Remember when privacy was a thing? No? Oh, ok then.
But people used to have some concern about having their location and whereabouts monitored by companies and governments.
I guess this information was used for evil-doing at least once in history? Whatever, who cares, let’s gather data and make an app!
Have you ever been blindsided by an in-retrospect-obvious event, like a firing (or even just a passing-over for a promotion) at work, or a seemingly-sudden breakup?
Using the power of OMNIPRESENT CORPORATE SURVEILLANCE, we can create a new program, which we will call Big Brother 2, that does the following:
- Reads all your email (like most email provides already do).
- Reads all your text messages and any transcribed voicemails.
- Examines your online purchasing habits.
- Checks your location history and that of your friends.
- Checks to see if you are associating with any subversive individuals or organizations.
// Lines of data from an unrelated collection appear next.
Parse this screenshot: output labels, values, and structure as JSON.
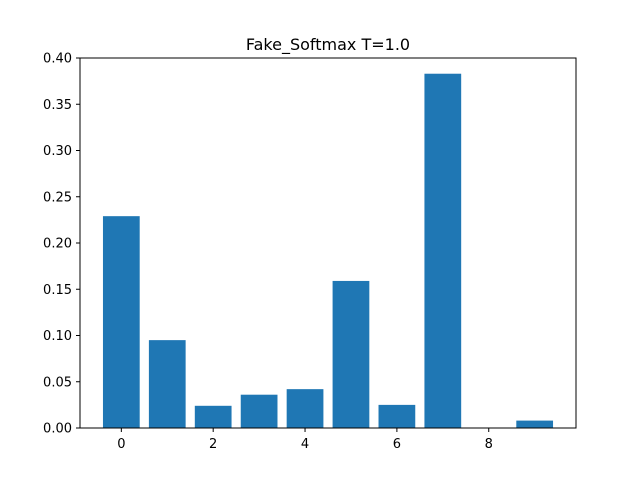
{
  "chart_data": {
    "type": "bar",
    "title": "Fake_Softmax T=1.0",
    "xlabel": "",
    "ylabel": "",
    "x": [
      0,
      1,
      2,
      3,
      4,
      5,
      6,
      7,
      8,
      9
    ],
    "values": [
      0.229,
      0.095,
      0.024,
      0.036,
      0.042,
      0.159,
      0.025,
      0.383,
      0.0,
      0.008
    ],
    "xlim": [
      -0.9,
      9.9
    ],
    "ylim": [
      0,
      0.4
    ],
    "xticks": [
      0,
      2,
      4,
      6,
      8
    ],
    "xtick_labels": [
      "0",
      "2",
      "4",
      "6",
      "8"
    ],
    "yticks": [
      0,
      0.05,
      0.1,
      0.15,
      0.2,
      0.25,
      0.3,
      0.35,
      0.4
    ],
    "ytick_labels": [
      "0.00",
      "0.05",
      "0.10",
      "0.15",
      "0.20",
      "0.25",
      "0.30",
      "0.35",
      "0.40"
    ],
    "bar_color": "#1f77b4",
    "grid": false,
    "legend": "none"
  }
}
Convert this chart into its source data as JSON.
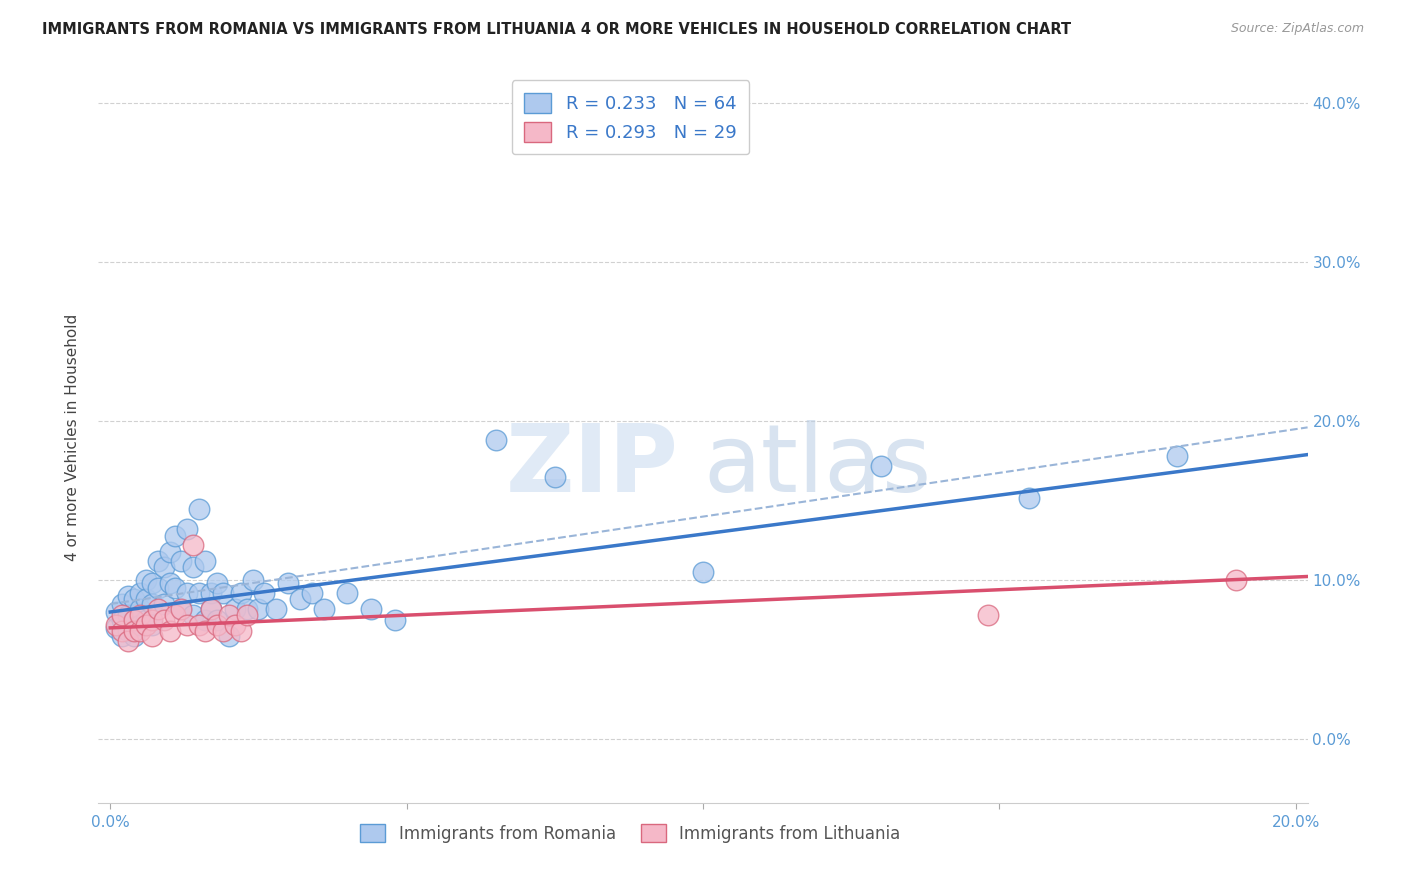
{
  "title": "IMMIGRANTS FROM ROMANIA VS IMMIGRANTS FROM LITHUANIA 4 OR MORE VEHICLES IN HOUSEHOLD CORRELATION CHART",
  "source": "Source: ZipAtlas.com",
  "ylabel": "4 or more Vehicles in Household",
  "xlim": [
    -0.002,
    0.202
  ],
  "ylim": [
    -0.04,
    0.42
  ],
  "xticks": [
    0.0,
    0.05,
    0.1,
    0.15,
    0.2
  ],
  "xticklabels": [
    "0.0%",
    "",
    "",
    "",
    "20.0%"
  ],
  "yticks": [
    0.0,
    0.1,
    0.2,
    0.3,
    0.4
  ],
  "yticklabels_right": [
    "0.0%",
    "10.0%",
    "20.0%",
    "30.0%",
    "40.0%"
  ],
  "romania_R": 0.233,
  "romania_N": 64,
  "lithuania_R": 0.293,
  "lithuania_N": 29,
  "romania_color": "#aec9ee",
  "romania_edge_color": "#5b9bd5",
  "lithuania_color": "#f5b8c8",
  "lithuania_edge_color": "#d9687e",
  "trend_romania_color": "#3a78c9",
  "trend_lithuania_color": "#d94f6e",
  "ci_color": "#9ab5d8",
  "watermark_zip": "ZIP",
  "watermark_atlas": "atlas",
  "romania_x": [
    0.001,
    0.001,
    0.002,
    0.002,
    0.002,
    0.003,
    0.003,
    0.003,
    0.004,
    0.004,
    0.004,
    0.005,
    0.005,
    0.005,
    0.006,
    0.006,
    0.006,
    0.007,
    0.007,
    0.007,
    0.008,
    0.008,
    0.009,
    0.009,
    0.01,
    0.01,
    0.011,
    0.011,
    0.012,
    0.012,
    0.013,
    0.013,
    0.014,
    0.014,
    0.015,
    0.015,
    0.016,
    0.016,
    0.017,
    0.017,
    0.018,
    0.018,
    0.019,
    0.02,
    0.021,
    0.022,
    0.023,
    0.024,
    0.025,
    0.026,
    0.028,
    0.03,
    0.032,
    0.034,
    0.036,
    0.04,
    0.044,
    0.048,
    0.065,
    0.075,
    0.1,
    0.13,
    0.155,
    0.18
  ],
  "romania_y": [
    0.08,
    0.07,
    0.085,
    0.075,
    0.065,
    0.09,
    0.078,
    0.068,
    0.088,
    0.075,
    0.065,
    0.092,
    0.082,
    0.072,
    0.1,
    0.088,
    0.075,
    0.098,
    0.085,
    0.072,
    0.112,
    0.095,
    0.108,
    0.085,
    0.118,
    0.098,
    0.128,
    0.095,
    0.112,
    0.082,
    0.132,
    0.092,
    0.108,
    0.078,
    0.145,
    0.092,
    0.112,
    0.075,
    0.092,
    0.082,
    0.098,
    0.075,
    0.092,
    0.065,
    0.082,
    0.092,
    0.082,
    0.1,
    0.082,
    0.092,
    0.082,
    0.098,
    0.088,
    0.092,
    0.082,
    0.092,
    0.082,
    0.075,
    0.188,
    0.165,
    0.105,
    0.172,
    0.152,
    0.178
  ],
  "lithuania_x": [
    0.001,
    0.002,
    0.002,
    0.003,
    0.004,
    0.004,
    0.005,
    0.005,
    0.006,
    0.007,
    0.007,
    0.008,
    0.009,
    0.01,
    0.011,
    0.012,
    0.013,
    0.014,
    0.015,
    0.016,
    0.017,
    0.018,
    0.019,
    0.02,
    0.021,
    0.022,
    0.023,
    0.148,
    0.19
  ],
  "lithuania_y": [
    0.072,
    0.068,
    0.078,
    0.062,
    0.075,
    0.068,
    0.068,
    0.078,
    0.072,
    0.075,
    0.065,
    0.082,
    0.075,
    0.068,
    0.078,
    0.082,
    0.072,
    0.122,
    0.072,
    0.068,
    0.082,
    0.072,
    0.068,
    0.078,
    0.072,
    0.068,
    0.078,
    0.078,
    0.1
  ]
}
- Analyzes your photos and categorizes their content.
Monitors your mood by reading your posts on social media.
- Optionally listens in to your conversations, if you are in a place where this is legal.
Big Brother 2 will collect this data from thousands or millions of users, and—using advanced and overhyped machine-learning techniques—it will figure out what kinds of warning signs preceded various life events.
Then it can forewarn you of danger in your own life!
- Dating (Figure 1): Two people are dating and their messaging steadily becomes less frequent and more negative. Big Brother 2 can extrapolate their breakup date and (optionally) start preemptively saving flattering photos of those users for their upcoming dating profiles.
- Employment (Figure 2): Someone’s boss mentions “outsourcing” and then communication rapidly drops off. Big Brother 2 can recommend some resume-preparation services for that employee.
Silicon Valley entrepreneurs: hire me to develop this project. Thanks in advance.
PROS: Could reduce the likelihood of snakebite.
CONS: May result in “Logan’s Run”-esque scenarios where the system determines that a person has negative value, and then the user’s phone starts plotting to murder the user (see historical example from Episode #270 of The Simpsons). If this occurs, it is an example of a bad optimization function, and should be fixed in the next update.